2. The applicant company has entered into contracts with others that impose severe limits on its operations or that are obviously unreasonable, creating the likelihood that the company will be adversely influenced.
3. The applicant company shares a joint a line of credit with another in which the credit of the two is not clearly distinguished. This provision does not apply when the line of credit is shared by a parent company and its subsidiary.
Article 26 As used in Article 28-8, paragraph 1, subparagraph 3, "significant trading irregularity" means that any of the following circumstances applies to a foreign issuer or a company controlled by it that is applying for a primary listing:
1. The purpose, price, terms and conditions, or the handling procedures for a purchase or sale of goods are at variance with those of an ordinary transaction or are obviously unreasonable.
2. When, for various trades with related parties, there is no verification of reasonable necessity for the trade, or of the legality of the decision-making process for the trade, or the reasonableness of the price or the payment or receipt of funds (including comparison with non-related parties or same industry parties).

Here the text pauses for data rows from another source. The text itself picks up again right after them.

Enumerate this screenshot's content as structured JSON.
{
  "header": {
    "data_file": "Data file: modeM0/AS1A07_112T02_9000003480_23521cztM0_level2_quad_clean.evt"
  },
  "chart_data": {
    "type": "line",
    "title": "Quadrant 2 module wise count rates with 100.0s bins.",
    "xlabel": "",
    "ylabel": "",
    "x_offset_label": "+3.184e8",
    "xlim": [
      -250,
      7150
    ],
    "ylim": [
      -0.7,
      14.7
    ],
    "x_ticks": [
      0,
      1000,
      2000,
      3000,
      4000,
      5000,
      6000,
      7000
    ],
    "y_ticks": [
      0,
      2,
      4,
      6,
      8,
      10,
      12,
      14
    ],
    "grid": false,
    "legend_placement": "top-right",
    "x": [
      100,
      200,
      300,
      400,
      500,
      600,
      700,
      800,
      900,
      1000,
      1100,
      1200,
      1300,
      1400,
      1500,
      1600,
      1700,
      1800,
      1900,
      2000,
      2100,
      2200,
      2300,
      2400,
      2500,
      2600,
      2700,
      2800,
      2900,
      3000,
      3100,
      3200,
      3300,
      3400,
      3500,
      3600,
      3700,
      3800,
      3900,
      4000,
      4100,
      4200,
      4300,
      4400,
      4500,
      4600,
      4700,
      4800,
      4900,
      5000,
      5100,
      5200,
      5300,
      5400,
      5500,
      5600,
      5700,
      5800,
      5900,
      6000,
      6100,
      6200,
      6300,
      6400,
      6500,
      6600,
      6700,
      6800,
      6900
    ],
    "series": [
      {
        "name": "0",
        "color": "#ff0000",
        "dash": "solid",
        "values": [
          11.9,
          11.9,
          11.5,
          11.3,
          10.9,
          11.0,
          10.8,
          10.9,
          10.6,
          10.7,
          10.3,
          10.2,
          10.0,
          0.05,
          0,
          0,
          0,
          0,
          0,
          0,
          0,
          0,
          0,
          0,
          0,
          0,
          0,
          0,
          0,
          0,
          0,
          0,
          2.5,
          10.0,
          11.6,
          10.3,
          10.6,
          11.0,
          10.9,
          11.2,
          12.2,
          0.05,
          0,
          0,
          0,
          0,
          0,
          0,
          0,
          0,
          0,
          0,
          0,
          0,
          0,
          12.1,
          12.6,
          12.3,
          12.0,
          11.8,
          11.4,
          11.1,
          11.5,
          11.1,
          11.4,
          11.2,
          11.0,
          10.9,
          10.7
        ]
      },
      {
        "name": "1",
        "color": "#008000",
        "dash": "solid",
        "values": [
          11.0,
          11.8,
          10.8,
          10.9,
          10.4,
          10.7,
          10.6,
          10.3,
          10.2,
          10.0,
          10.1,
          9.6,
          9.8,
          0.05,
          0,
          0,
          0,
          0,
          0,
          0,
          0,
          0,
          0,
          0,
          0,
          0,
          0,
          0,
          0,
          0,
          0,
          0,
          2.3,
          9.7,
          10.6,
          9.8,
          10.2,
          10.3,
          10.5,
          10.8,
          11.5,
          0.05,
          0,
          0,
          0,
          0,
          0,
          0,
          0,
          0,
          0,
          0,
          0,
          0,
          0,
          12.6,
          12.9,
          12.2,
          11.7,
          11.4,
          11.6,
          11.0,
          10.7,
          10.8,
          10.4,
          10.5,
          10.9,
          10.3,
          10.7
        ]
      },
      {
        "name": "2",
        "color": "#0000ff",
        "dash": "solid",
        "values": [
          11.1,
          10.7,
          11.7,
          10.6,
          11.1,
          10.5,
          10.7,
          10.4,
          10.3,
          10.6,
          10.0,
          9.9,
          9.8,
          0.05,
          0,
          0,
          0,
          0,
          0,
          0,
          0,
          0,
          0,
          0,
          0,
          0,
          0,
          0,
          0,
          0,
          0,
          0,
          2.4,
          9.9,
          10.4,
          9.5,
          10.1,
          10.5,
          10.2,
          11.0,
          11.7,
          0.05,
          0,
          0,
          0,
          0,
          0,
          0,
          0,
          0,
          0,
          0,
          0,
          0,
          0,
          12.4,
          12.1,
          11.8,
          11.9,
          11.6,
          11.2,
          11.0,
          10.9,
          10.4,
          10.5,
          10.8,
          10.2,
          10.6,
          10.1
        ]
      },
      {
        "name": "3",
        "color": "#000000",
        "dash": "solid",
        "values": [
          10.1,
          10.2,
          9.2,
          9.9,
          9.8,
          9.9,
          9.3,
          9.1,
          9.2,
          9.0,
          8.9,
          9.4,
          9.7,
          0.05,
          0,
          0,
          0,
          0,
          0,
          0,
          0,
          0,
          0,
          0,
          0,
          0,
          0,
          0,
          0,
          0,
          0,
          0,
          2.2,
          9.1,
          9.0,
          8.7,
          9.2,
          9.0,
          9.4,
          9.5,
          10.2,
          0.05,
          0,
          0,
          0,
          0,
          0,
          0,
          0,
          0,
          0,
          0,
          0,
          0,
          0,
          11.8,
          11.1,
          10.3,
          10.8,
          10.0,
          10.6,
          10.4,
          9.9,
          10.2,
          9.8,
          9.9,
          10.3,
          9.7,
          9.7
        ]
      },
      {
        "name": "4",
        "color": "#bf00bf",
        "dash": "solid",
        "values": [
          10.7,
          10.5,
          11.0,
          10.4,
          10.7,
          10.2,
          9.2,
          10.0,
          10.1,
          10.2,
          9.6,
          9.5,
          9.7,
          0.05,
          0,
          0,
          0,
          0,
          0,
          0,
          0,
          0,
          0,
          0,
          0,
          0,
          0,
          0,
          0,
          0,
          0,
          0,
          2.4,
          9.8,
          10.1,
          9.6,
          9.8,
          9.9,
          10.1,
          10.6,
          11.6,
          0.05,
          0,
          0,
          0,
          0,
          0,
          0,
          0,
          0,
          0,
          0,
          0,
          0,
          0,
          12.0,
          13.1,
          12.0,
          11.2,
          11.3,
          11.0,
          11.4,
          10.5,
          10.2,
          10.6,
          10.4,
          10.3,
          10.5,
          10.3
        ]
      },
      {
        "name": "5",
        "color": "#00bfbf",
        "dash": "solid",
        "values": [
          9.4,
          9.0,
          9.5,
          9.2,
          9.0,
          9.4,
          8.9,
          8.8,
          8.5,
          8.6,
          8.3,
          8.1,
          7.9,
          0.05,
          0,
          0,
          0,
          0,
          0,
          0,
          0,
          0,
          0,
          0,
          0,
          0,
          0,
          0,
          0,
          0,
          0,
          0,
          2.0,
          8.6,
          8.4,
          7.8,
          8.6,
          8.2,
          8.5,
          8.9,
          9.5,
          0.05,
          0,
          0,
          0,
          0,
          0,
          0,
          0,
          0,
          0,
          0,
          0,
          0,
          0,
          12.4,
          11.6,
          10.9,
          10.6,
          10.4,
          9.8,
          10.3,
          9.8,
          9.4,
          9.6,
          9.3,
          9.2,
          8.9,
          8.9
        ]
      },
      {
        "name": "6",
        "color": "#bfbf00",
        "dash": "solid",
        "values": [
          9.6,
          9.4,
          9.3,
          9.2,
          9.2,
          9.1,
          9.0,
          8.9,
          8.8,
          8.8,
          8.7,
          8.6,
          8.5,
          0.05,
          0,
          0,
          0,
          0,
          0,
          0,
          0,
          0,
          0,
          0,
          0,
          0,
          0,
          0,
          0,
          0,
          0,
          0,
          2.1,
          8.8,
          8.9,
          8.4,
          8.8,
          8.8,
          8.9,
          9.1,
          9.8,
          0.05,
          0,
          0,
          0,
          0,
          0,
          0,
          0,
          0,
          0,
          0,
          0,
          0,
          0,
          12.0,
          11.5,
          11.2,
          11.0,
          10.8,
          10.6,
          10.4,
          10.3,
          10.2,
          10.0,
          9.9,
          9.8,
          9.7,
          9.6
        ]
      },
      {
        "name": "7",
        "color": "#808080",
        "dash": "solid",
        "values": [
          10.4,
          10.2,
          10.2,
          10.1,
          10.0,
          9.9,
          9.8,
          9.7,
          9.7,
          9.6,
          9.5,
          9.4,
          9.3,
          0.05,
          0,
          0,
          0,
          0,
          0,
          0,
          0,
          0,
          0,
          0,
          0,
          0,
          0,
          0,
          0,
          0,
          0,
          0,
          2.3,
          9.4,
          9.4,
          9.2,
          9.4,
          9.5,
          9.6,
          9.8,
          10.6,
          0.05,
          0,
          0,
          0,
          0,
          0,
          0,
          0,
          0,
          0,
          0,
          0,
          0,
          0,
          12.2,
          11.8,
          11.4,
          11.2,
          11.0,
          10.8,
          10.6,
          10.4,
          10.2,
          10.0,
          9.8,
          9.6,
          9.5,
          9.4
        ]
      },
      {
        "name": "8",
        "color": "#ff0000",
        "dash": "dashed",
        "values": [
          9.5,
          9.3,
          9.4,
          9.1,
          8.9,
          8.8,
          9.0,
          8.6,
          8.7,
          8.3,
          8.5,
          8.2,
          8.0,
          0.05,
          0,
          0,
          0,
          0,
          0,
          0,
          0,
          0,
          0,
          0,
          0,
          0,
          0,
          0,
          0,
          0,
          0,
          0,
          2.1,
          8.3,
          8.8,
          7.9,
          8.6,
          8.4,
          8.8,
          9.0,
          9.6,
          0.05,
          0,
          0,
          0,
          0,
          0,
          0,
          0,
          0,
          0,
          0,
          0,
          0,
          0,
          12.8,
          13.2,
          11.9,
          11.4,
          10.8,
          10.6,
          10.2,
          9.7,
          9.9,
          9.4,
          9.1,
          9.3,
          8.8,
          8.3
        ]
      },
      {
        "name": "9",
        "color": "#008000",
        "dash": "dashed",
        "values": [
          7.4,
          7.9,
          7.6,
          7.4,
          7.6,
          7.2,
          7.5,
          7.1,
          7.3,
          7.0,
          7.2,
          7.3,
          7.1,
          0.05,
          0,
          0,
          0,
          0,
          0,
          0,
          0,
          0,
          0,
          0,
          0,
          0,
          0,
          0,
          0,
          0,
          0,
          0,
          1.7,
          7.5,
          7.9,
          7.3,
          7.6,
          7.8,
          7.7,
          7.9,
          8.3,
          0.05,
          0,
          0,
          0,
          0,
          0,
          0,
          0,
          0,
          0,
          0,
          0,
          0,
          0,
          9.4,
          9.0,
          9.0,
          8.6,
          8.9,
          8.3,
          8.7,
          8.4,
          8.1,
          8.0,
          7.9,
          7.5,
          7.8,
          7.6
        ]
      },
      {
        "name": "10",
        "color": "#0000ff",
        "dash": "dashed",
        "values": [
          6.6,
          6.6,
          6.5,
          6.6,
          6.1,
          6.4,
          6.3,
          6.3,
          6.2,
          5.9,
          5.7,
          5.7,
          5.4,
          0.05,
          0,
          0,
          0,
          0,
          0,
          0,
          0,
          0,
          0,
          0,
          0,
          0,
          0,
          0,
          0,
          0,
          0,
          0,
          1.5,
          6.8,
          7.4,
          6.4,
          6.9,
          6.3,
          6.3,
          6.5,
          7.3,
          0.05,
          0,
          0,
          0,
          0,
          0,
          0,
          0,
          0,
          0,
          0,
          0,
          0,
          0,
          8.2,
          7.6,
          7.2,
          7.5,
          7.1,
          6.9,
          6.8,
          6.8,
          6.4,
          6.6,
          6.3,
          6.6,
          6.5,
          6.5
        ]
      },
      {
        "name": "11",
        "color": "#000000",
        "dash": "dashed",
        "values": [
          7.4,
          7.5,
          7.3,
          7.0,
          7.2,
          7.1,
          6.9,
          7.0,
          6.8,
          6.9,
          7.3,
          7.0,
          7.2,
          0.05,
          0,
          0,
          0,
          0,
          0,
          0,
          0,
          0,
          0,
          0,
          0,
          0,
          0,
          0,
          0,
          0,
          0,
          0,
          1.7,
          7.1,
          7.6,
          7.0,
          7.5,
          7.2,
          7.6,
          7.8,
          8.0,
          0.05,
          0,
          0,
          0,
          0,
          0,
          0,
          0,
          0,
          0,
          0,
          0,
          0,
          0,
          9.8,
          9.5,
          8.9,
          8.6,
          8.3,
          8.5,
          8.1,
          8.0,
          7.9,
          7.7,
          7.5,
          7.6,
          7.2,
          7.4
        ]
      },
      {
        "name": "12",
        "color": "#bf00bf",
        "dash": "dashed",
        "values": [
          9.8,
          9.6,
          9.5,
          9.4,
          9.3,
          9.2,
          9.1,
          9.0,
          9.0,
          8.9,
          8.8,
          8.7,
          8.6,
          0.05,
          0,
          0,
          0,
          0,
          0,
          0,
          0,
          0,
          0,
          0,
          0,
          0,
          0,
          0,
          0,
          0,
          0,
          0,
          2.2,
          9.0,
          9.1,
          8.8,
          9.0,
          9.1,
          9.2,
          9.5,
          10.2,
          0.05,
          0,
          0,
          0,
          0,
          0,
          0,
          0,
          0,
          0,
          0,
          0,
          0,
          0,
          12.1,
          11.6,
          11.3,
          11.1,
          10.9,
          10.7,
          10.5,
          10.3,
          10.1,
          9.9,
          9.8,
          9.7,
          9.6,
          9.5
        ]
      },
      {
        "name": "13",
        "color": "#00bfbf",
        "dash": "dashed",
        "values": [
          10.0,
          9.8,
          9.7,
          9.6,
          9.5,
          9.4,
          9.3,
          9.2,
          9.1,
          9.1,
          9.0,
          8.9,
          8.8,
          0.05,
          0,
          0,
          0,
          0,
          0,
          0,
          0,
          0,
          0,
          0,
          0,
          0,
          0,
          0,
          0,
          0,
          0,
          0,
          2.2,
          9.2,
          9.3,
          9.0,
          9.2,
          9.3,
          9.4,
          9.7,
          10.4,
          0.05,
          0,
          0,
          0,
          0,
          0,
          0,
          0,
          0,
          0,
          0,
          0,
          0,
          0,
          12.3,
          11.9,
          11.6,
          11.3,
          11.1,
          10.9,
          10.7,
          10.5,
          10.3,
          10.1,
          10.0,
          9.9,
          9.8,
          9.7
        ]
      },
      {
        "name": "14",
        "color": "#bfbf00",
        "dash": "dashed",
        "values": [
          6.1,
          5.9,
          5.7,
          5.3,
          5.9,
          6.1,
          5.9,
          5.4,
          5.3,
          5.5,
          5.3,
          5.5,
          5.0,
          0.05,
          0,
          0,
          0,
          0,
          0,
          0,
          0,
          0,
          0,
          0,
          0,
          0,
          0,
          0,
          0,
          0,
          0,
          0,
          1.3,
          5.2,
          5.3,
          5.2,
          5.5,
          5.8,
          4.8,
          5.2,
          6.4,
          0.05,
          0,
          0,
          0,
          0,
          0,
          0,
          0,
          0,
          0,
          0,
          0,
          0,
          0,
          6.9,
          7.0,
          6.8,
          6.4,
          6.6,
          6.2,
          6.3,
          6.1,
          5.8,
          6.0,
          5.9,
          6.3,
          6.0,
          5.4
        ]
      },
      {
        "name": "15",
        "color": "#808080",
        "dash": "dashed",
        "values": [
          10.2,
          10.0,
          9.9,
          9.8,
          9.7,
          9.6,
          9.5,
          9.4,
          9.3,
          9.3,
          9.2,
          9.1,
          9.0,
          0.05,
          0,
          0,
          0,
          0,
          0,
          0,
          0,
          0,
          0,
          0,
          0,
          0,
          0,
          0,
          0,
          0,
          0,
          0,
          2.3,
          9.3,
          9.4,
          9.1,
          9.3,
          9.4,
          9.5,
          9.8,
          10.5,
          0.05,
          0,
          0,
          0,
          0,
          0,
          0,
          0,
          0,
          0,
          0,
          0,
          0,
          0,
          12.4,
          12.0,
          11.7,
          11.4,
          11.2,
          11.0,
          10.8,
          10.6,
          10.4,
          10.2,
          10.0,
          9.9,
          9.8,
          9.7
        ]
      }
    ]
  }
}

In the same subparagraph, "has not been rectified" means the aforementioned circumstances still exists on the date on which the TSEC receives the application of listing of its securities.
Article 27 As used in Article 28-8, paragraph 1, subparagraph 4, "actions violating the principle of good faith" means that any of the following circumstances applies to a foreign issuer or a company controlled by it that is applying for a primary listing, or by an incumbent director, supervisor, general manager, or de facto responsible person of the issuer or controlled company:
1. Being in arrears in the repayment of any loan extended to it by a financial institution.
2. Having had a judgment issued against it for violation of the applicable laws of the place or country of its registration.
3. Having violated the matters declared in the declaration it submitted at the time of application.
4. Having been involved in misrepresentation or suffered a loss of credit, causing damage to the interests of the company, the rights and interests of its shareholders, or the public interest.
5. The circumstances under subparagraphs 1 through 3 above do not fall within the scope of this provision when they are not material or occurred due to reasonable cause.